Ketika berbicara tentang KPR syariah, banyak pertanyaan muncul di benak kita: Benarkah 100% halal? Apakah sesuai dengan syariat? Bagaimana mekanismenya? Saya ingin berbagi pengalaman pribadi menghadiri launching cluster properti di Bekasi pada 30 November 2024, yang membuka mata saya mengenai pentingnya memahami konsep akad sebelum memutuskan.
Awal Mula: Tertarik Pada Tipe Rumah Tengah
Saat menghadiri acara tersebut, saya dan suami tertarik pada tipe rumah tengah dengan luas bangunan 80 m² seharga kurang lebih 1,3 miliar rupiah. Kami bertanya apakah memungkinkan pembayaran secara cash bertahap, dan pihak developer mengiyakan. Namun, ada ketentuan: jika cicilan dilakukan dalam 12 bulan, harga naik menjadi 1,5 miliar rupiah karena penyesuaian PPN 2025 (12%). Transaksi cash maksimal harus dilakukan sebelum Desember 2024 untuk mendapatkan bebas PPN.
Kami kemudian mencoba mencari solusi lain. 600 juta sebagai DP dan meminta kekurangannya (700 juta) dicicil dalam 12 bulan. Sayangnya, opsi ini tidak diperbolehkan. Sebaliknya, orang yang hanya memiliki DP 10 juta dan cicil maksimal selama 30 tahun justru bisa langsung menempati rumah dengan bantuan KPR bank. Lahaula wala quwata illa billah.
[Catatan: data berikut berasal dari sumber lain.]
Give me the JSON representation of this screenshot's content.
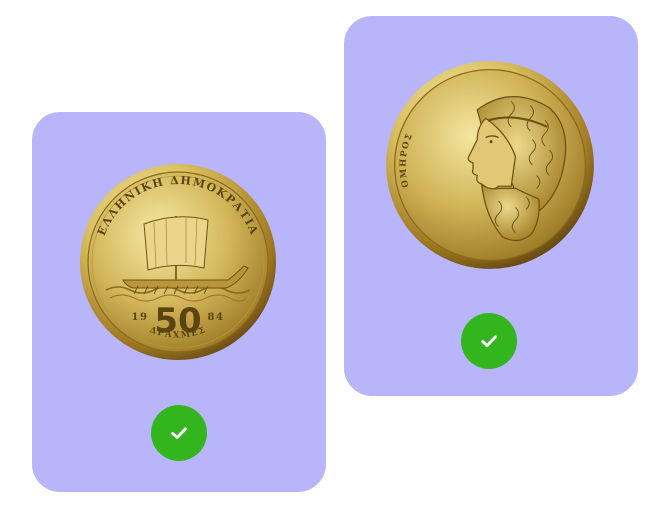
{
  "cards": [
    {
      "coin": {
        "side": "reverse",
        "header_text": "ΕΛΛΗΝΙΚΗ ΔΗΜΟΚΡΑΤΙΑ",
        "year_left": "19",
        "year_right": "84",
        "denomination": "50",
        "currency": "ΔΡΑΧΜΕΣ"
      },
      "status": {
        "icon": "checkmark-icon",
        "state": "selected"
      }
    },
    {
      "coin": {
        "side": "obverse",
        "portrait_label": "ΟΜΗΡΟΣ"
      },
      "status": {
        "icon": "checkmark-icon",
        "state": "selected"
      }
    }
  ],
  "colors": {
    "card_background": "#b9b5fb",
    "check_green": "#33b51e",
    "gold_light": "#f1e39a",
    "gold_dark": "#8c6a1c"
  }
}
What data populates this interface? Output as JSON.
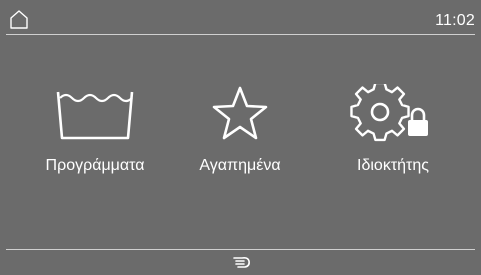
{
  "header": {
    "home_icon": "home-icon",
    "time": "11:02"
  },
  "menu": {
    "items": [
      {
        "label": "Προγράμματα",
        "icon": "washing-tub-icon"
      },
      {
        "label": "Αγαπημένα",
        "icon": "star-icon"
      },
      {
        "label": "Ιδιοκτήτης",
        "icon": "gear-lock-icon"
      }
    ]
  },
  "footer": {
    "icon": "touch-hand-icon"
  },
  "colors": {
    "background": "#6b6b6b",
    "foreground": "#ffffff",
    "divider": "#d0d0d0"
  }
}
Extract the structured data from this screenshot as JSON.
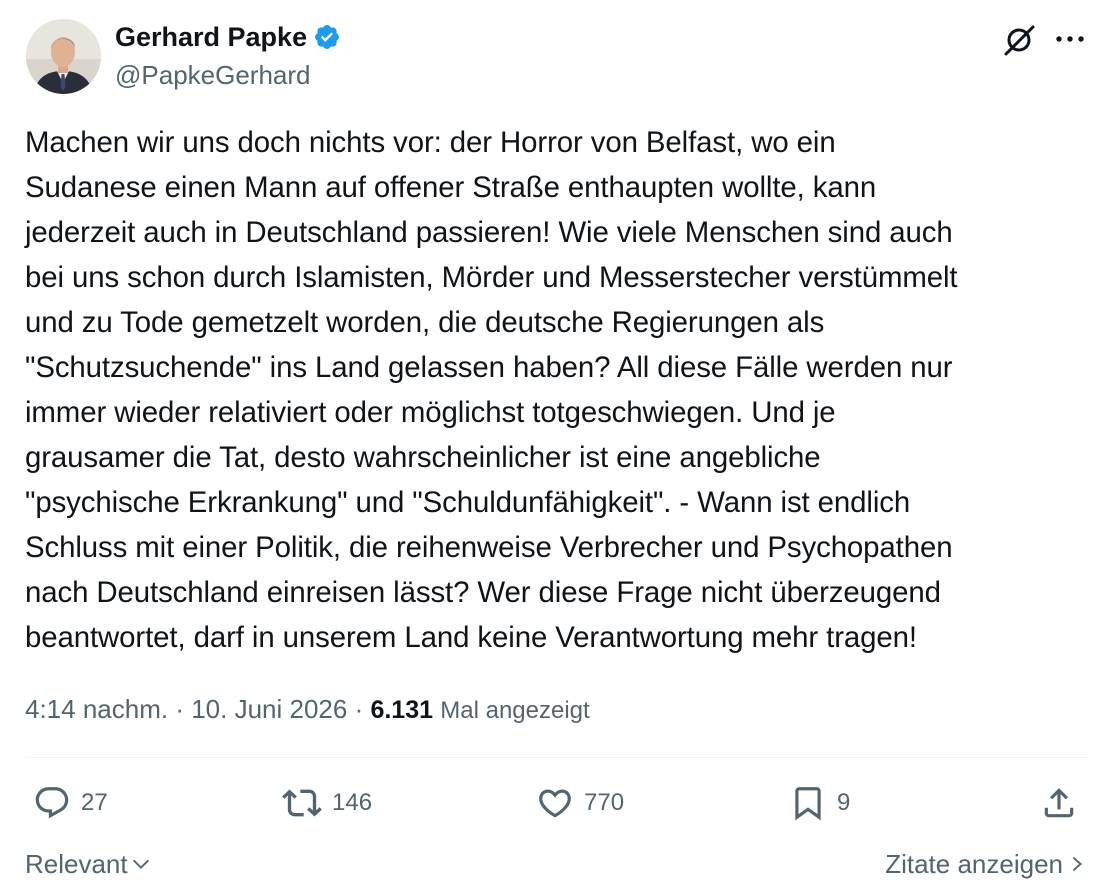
{
  "author": {
    "display_name": "Gerhard Papke",
    "handle": "@PapkeGerhard",
    "verified": true,
    "verified_color": "#1d9bf0"
  },
  "header_icons": [
    "grok-icon",
    "more-options-icon"
  ],
  "tweet": {
    "text": "Machen wir uns doch nichts vor: der Horror von Belfast, wo ein\nSudanese einen Mann auf offener Straße enthaupten wollte, kann\njederzeit auch in Deutschland passieren! Wie viele Menschen sind auch\nbei uns schon durch Islamisten, Mörder und Messerstecher verstümmelt\nund zu Tode gemetzelt worden, die deutsche Regierungen als\n\"Schutzsuchende\" ins Land gelassen haben? All diese Fälle werden nur\nimmer wieder relativiert oder möglichst totgeschwiegen. Und je\ngrausamer die Tat, desto wahrscheinlicher ist eine angebliche\n\"psychische Erkrankung\" und \"Schuldunfähigkeit\". - Wann ist endlich\nSchluss mit einer Politik, die reihenweise Verbrecher und Psychopathen\nnach Deutschland einreisen lässt? Wer diese Frage nicht überzeugend\nbeantwortet, darf in unserem Land keine Verantwortung mehr tragen!"
  },
  "meta": {
    "time": "4:14 nachm.",
    "separator": " · ",
    "date": "10. Juni 2026",
    "views_count": "6.131",
    "views_label": "Mal angezeigt"
  },
  "actions": {
    "replies": "27",
    "reposts": "146",
    "likes": "770",
    "bookmarks": "9"
  },
  "footer": {
    "sort_label": "Relevant",
    "quotes_label": "Zitate anzeigen"
  },
  "colors": {
    "text": "#0f1419",
    "secondary": "#536471",
    "divider": "#eff3f4",
    "verified": "#1d9bf0"
  }
}
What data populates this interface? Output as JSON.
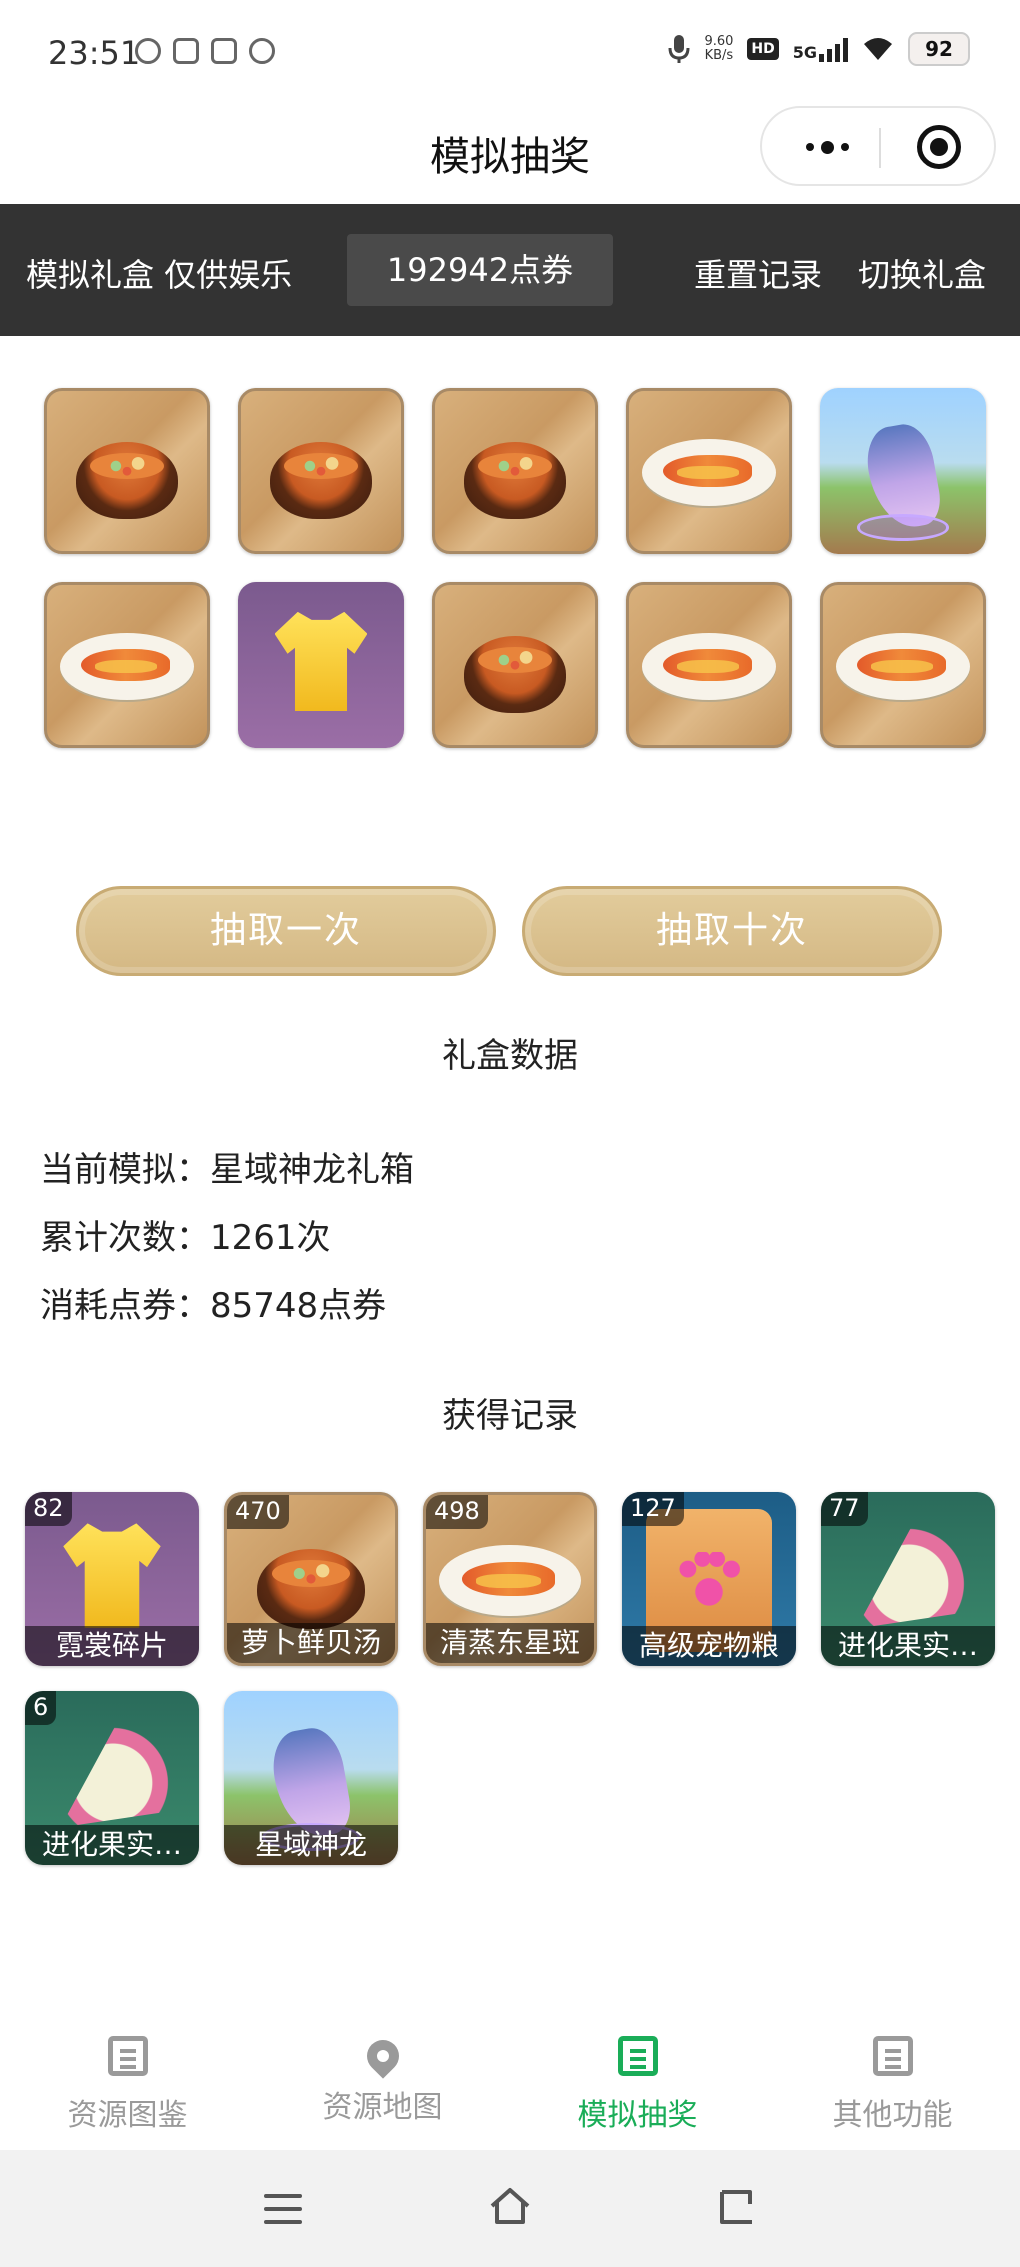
{
  "status_bar": {
    "time": "23:51",
    "net_speed": "9.60",
    "net_speed_unit": "KB/s",
    "hd": "HD",
    "network": "5G",
    "battery": "92"
  },
  "titlebar": {
    "title": "模拟抽奖",
    "more_icon": "more-dots-icon",
    "close_icon": "target-circle-icon"
  },
  "header": {
    "disclaimer": "模拟礼盒 仅供娱乐",
    "points": "192942点券",
    "reset_label": "重置记录",
    "switch_label": "切换礼盒"
  },
  "draw_results": [
    {
      "item": "soup",
      "bg": "wood"
    },
    {
      "item": "soup",
      "bg": "wood"
    },
    {
      "item": "soup",
      "bg": "wood"
    },
    {
      "item": "fish",
      "bg": "wood"
    },
    {
      "item": "dragon",
      "bg": "scene"
    },
    {
      "item": "fish",
      "bg": "wood"
    },
    {
      "item": "shirt",
      "bg": "purple"
    },
    {
      "item": "soup",
      "bg": "wood"
    },
    {
      "item": "fish",
      "bg": "wood"
    },
    {
      "item": "fish",
      "bg": "wood"
    }
  ],
  "buttons": {
    "draw_once": "抽取一次",
    "draw_ten": "抽取十次"
  },
  "box_data": {
    "title": "礼盒数据",
    "current_label": "当前模拟：",
    "current_value": "星域神龙礼箱",
    "count_label": "累计次数：",
    "count_value": "1261次",
    "cost_label": "消耗点券：",
    "cost_value": "85748点券"
  },
  "records": {
    "title": "获得记录",
    "items": [
      {
        "count": "82",
        "name": "霓裳碎片",
        "item": "shirt",
        "bg": "purple"
      },
      {
        "count": "470",
        "name": "萝卜鲜贝汤",
        "item": "soup",
        "bg": "wood"
      },
      {
        "count": "498",
        "name": "清蒸东星斑",
        "item": "fish",
        "bg": "wood"
      },
      {
        "count": "127",
        "name": "高级宠物粮",
        "item": "bag",
        "bg": "bag"
      },
      {
        "count": "77",
        "name": "进化果实…",
        "item": "fruit",
        "bg": "green"
      },
      {
        "count": "6",
        "name": "进化果实…",
        "item": "fruit",
        "bg": "green"
      },
      {
        "count": "",
        "name": "星域神龙",
        "item": "dragon",
        "bg": "scene"
      }
    ]
  },
  "bottom_nav": {
    "items": [
      {
        "label": "资源图鉴",
        "icon": "list-icon",
        "active": false
      },
      {
        "label": "资源地图",
        "icon": "map-pin-icon",
        "active": false
      },
      {
        "label": "模拟抽奖",
        "icon": "list-icon",
        "active": true
      },
      {
        "label": "其他功能",
        "icon": "list-icon",
        "active": false
      }
    ]
  },
  "colors": {
    "accent": "#1aad58",
    "header_bg": "#333333",
    "button_gold": "#d4b884"
  }
}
Dari kejadian ini, saya sangat bersyukur telah melakukan cek dan ricek sebelum menyetujui akad. Saya juga sempat melihat beberapa properti syariah lainnya yang dulunya murni developer dengan DP yang cukup lumayan rata-rata DP yang ditawarkan berkisar antara 30% – 50%. Dulu, yang saya tahu, developer benar-benar mengelola uang konsumen yang ingin membeli rumah. Namun, kini banyak developer yang telah bekerja sama dengan bank dan menggalakkan DP 0% dengan cicilan 2–4 juta/bulan untuk rumah di perkotaan. Ya Rabb, di saat bersamaan, saya berdoa semoga Allah memampukan kami untuk mengembangkan properti 100% syariah dengan modal sendiri tanpa bantuan perbankan.
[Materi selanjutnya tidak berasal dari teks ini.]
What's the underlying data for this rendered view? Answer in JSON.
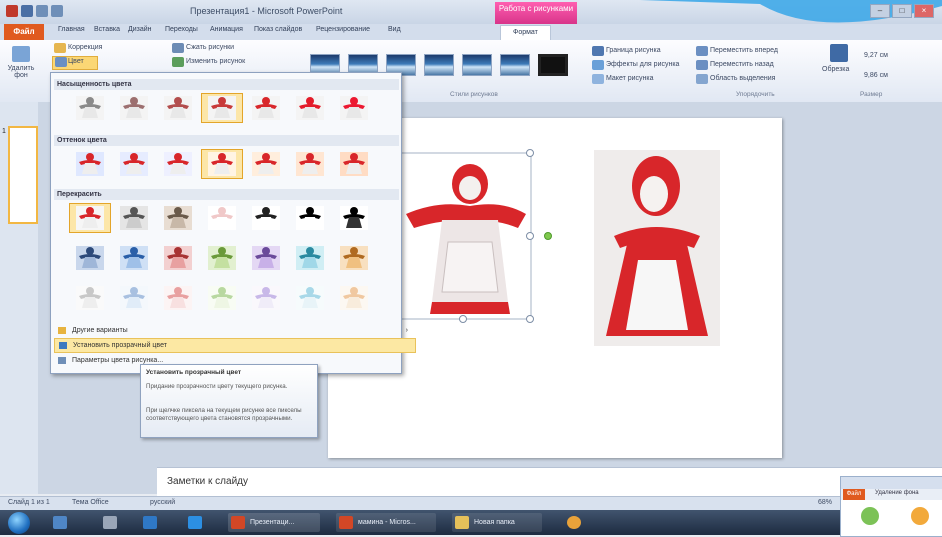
{
  "window": {
    "title": "Презентация1 - Microsoft PowerPoint",
    "context_tab_header": "Работа с рисунками"
  },
  "tabs": [
    {
      "label": "Файл"
    },
    {
      "label": "Главная"
    },
    {
      "label": "Вставка"
    },
    {
      "label": "Дизайн"
    },
    {
      "label": "Переходы"
    },
    {
      "label": "Анимация"
    },
    {
      "label": "Показ слайдов"
    },
    {
      "label": "Рецензирование"
    },
    {
      "label": "Вид"
    },
    {
      "label": "Формат"
    }
  ],
  "ribbon": {
    "remove_bg": "Удалить фон",
    "corrections": "Коррекция",
    "color": "Цвет",
    "compress": "Сжать рисунки",
    "change_picture": "Изменить рисунок",
    "picture_styles_group": "Стили рисунков",
    "picture_border": "Граница рисунка",
    "picture_effects": "Эффекты для рисунка",
    "picture_layout": "Макет рисунка",
    "bring_forward": "Переместить вперед",
    "send_backward": "Переместить назад",
    "selection_pane": "Область выделения",
    "arrange_group": "Упорядочить",
    "crop": "Обрезка",
    "height_value": "9,27 см",
    "width_value": "9,86 см",
    "size_group": "Размер"
  },
  "dropdown": {
    "saturation_header": "Насыщенность цвета",
    "tone_header": "Оттенок цвета",
    "recolor_header": "Перекрасить",
    "more_variations": "Другие варианты",
    "set_transparent": "Установить прозрачный цвет",
    "color_options": "Параметры цвета рисунка..."
  },
  "tooltip": {
    "title": "Установить прозрачный цвет",
    "p1": "Придание прозрачности цвету текущего рисунка.",
    "p2": "При щелчке пиксела на текущем рисунке все пикселы соответствующего цвета становятся прозрачными."
  },
  "slides_panel": {
    "slide_num": "1"
  },
  "notes": {
    "placeholder": "Заметки к слайду"
  },
  "status": {
    "slide_info": "Слайд 1 из 1",
    "theme": "Тема Office",
    "language": "русский",
    "zoom": "68%"
  },
  "taskbar": {
    "app1": "Презентаци...",
    "app2": "мамина - Micros...",
    "app3": "Новая папка"
  },
  "mini_window": {
    "file_tab": "Файл",
    "tab_text": "Удаление фона"
  },
  "colors": {
    "accent": "#e05a1f",
    "context_tab": "#e0408f",
    "doll_red": "#d8262a"
  }
}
Saran Kerja Sama dengan Bank Syariah
Pihak developer kemudian menawarkan opsi kerja sama dengan bank syariah. Katanya, bank syariah akan membeli rumah dari developer dan menjualnya kepada kami dengan harga sesuai yang ditentukan bank. Kami sempat membayar reservasi sebesar 10 juta rupiah (bersifat refundable) untuk memastikan pilihan ini.
Konsultan Properti Syariah: Harapan dan Realita
Kami juga mencoba berkonsultasi dengan beberapa properti syariah, termasuk SL, LR, dan EP. Konsultan EP awalnya meyakinkan bahwa akad mereka halal dan bebas riba. Kami diminta pihak EP untuk mengirimkan mutasi rekening. Pikiran kami, mungkin mereka ingin mengetahui pemasukan kami tiap bulan oke lah. Ini merupakan pengalaman pertama bagi kami dalam hal seperti ini, karena rumah pertama kami dan beberapa aset tanah kavling lainnya selalu dibeli secara cash bertahap langsung kepada pemilik, baik dalam waktu 3, 6, atau maksimal 12 bulan.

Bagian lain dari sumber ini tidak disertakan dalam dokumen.